Technologies & Internet : Jack Ma n’est plus à la fête et c’est Ant qui trinque

Jack Ma n’est plus à la fête et c’est Ant qui trinque

Hier encore chouchou du public, modèle du « self-made man », philanthrope apprécié pour son humour, Jack Ma (马云) se serait-il brulé les ailes ?

Ex-filiale du géant Alibaba, Ant Group a bouleversé la finance chinoise en l’espace de six ans, en permettant aux particuliers et petites entreprises, habituellement ignorés des grandes banques, d’obtenir des prêts personnels et à la consommation, et en leur proposant de placer leurs économies ou de souscrire des assurances – sa plateforme de paiement Alipay disposant d’une base de 731 millions utilisateurs actifs par mois.

Sa double cotation prévue le 5 novembre à Hong Kong et au marché STAR à Shanghai, qui ambitionne de devenir le « Nasdaq » chinois, était annoncée comme la plus importante de l’histoire. L’opération aurait valorisé Ant à plus de 280 milliards de $ et lui aurait permis de lever 37 milliards de $, le record en la matière étant détenu par le pétrolier saoudien Saudi Aramco (29,4 milliards de $). Pour Pékin, cette cotation devait être le couronnement de la fintech chinoise à l’international et la preuve que la Chine peut se passer de Wall Street pour financer ses champions.

72h avant son entrée en bourse, Jack Ma, fondateur et principal actionnaire de Ant, et deux autres dirigeants étaient convoqués par des représentants de la Banque Centrale, du régulateur boursier et du régulateur bancaire chinois – un entretien inhabituellement repris dans la presse officielle. Le même jour, les autorités annoncaient le durcissement de la réglementation s’appliquant aux prêteurs en ligne, à l’instar d’Ant : ils pourraient être tenus de fournir au moins 30% du financement des prêts. Actuellement, seulement 2% des prêts sont inscrits au bilan d’Ant, l’essentiel du financement provenant d’autres partenaires bancaires.
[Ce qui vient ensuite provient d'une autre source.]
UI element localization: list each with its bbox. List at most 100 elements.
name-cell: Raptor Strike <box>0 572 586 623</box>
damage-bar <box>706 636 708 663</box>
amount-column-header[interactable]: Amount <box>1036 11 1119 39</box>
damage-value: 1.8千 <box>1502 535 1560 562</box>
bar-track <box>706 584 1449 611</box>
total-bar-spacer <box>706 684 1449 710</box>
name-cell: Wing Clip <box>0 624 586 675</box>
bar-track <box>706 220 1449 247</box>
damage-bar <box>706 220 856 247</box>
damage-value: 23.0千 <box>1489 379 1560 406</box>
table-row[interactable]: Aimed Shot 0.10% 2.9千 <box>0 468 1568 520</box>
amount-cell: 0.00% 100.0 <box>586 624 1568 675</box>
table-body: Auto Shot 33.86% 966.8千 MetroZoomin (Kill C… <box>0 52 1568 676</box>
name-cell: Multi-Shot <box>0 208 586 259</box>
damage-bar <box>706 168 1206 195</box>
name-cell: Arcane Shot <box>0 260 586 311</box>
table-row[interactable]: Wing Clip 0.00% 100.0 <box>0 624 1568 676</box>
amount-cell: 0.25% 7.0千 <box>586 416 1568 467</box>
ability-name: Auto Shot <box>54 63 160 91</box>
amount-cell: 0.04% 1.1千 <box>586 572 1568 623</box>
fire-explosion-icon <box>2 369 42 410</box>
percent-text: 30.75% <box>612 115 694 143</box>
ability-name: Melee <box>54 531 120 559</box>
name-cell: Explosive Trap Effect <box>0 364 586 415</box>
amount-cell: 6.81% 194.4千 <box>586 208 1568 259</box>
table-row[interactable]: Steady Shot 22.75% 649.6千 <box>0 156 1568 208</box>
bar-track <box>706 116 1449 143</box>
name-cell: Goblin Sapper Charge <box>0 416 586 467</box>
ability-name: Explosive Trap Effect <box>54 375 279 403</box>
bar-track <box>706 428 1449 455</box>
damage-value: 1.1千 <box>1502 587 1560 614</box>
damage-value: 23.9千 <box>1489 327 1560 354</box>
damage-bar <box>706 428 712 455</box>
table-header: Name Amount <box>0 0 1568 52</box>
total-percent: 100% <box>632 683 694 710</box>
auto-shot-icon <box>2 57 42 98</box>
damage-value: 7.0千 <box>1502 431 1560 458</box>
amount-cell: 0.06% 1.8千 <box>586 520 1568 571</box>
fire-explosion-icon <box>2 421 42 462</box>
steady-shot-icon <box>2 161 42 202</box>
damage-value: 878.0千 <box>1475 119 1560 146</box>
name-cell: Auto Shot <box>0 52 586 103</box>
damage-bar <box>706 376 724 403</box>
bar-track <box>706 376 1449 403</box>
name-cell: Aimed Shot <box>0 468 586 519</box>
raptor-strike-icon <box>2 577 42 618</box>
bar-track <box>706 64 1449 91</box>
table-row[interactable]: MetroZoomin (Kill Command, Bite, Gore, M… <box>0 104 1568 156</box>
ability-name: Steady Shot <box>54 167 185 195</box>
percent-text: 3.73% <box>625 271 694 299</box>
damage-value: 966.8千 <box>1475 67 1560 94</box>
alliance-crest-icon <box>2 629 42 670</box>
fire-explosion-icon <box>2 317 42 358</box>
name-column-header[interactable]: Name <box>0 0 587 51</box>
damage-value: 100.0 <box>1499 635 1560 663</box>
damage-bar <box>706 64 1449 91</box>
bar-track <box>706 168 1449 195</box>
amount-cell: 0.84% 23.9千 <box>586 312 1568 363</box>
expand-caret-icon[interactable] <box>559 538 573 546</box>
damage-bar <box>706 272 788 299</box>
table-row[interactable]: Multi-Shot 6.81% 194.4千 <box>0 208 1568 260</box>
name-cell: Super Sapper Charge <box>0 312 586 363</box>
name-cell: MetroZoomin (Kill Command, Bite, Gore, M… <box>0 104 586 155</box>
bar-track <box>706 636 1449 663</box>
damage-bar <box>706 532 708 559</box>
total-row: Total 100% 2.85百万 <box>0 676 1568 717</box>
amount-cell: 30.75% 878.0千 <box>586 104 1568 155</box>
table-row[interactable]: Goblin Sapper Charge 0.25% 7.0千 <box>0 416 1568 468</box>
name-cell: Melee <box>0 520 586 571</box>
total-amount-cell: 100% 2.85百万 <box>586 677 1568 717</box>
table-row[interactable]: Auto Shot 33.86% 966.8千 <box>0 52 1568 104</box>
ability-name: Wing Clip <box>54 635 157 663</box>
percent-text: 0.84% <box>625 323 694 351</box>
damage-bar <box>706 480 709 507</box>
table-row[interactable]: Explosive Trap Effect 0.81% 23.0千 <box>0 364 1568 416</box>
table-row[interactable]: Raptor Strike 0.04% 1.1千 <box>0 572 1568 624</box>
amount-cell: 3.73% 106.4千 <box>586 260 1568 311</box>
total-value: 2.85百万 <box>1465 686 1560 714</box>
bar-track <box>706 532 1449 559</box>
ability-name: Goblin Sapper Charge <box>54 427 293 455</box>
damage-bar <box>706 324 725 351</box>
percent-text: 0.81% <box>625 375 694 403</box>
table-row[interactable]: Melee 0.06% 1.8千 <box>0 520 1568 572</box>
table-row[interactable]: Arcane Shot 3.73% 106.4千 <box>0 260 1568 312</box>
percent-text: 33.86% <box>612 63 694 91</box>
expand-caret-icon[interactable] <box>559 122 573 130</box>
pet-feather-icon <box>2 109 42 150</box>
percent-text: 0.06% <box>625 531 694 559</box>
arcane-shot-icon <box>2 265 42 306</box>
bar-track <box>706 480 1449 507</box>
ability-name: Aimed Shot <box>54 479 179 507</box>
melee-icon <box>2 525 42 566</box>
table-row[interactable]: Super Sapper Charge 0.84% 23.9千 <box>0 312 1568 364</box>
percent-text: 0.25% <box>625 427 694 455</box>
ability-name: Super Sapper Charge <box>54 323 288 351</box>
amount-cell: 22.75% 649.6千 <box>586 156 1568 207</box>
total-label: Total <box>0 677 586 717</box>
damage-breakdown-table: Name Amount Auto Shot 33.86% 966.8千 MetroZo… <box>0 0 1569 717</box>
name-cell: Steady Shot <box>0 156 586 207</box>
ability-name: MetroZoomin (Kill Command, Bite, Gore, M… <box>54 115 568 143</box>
Conséquence : son introduction en bourse était suspendue, les autorités invoquant les obligations d’Ant Group en matière « d’information », puisque ces nouvelles règles vont peser sur ses résultats et réduire les profits promis à terme aux actionnaires. Selon certains analystes, Ant pourrait voir sa valorisation fondre de 25% à 50% (soit 140 milliards de $) si la firme doit aligner son ratio mesurant le rapport entre la valeur de marché des capitaux propres et leur valeur comptable sur celui des principales banques internationales. Une semaine plus tard, le 10 novembre, les autorités ont annoncé s’attaquer à la situation monopolistique des géants du numérique en Chine. Alibaba et Tencent perdaient à eux deux 290 milliards de $ en valeur boursière…

En majorité, les internautes ont félicité les régulateurs pour avoir pris les mesures nécessaires pour protéger les intérêts des petits investisseurs et des clients des produits financiers de Ant, persuadés que la firme serait un requin de la microfinance et inciterait ses jeunes clients à s’endetter pour assouvir leurs achats compulsifs comme lors du 11.11, le « Black Friday » chinois. « Ant suce le sang des emprunteurs depuis trop longtemps. La sanction est amplement méritée », écrivait l’un d’entre eux. « Il ne faut pas confondre « consommation », qui aide à stimuler l’économie, et « consumérisme », qui nous faire perdre tout sens moral et tire la société vers le bas. Ne vous laissez pas avoir par la gigantesque campagne publicitaire orchestrée par Jack Ma », avertissait un autre.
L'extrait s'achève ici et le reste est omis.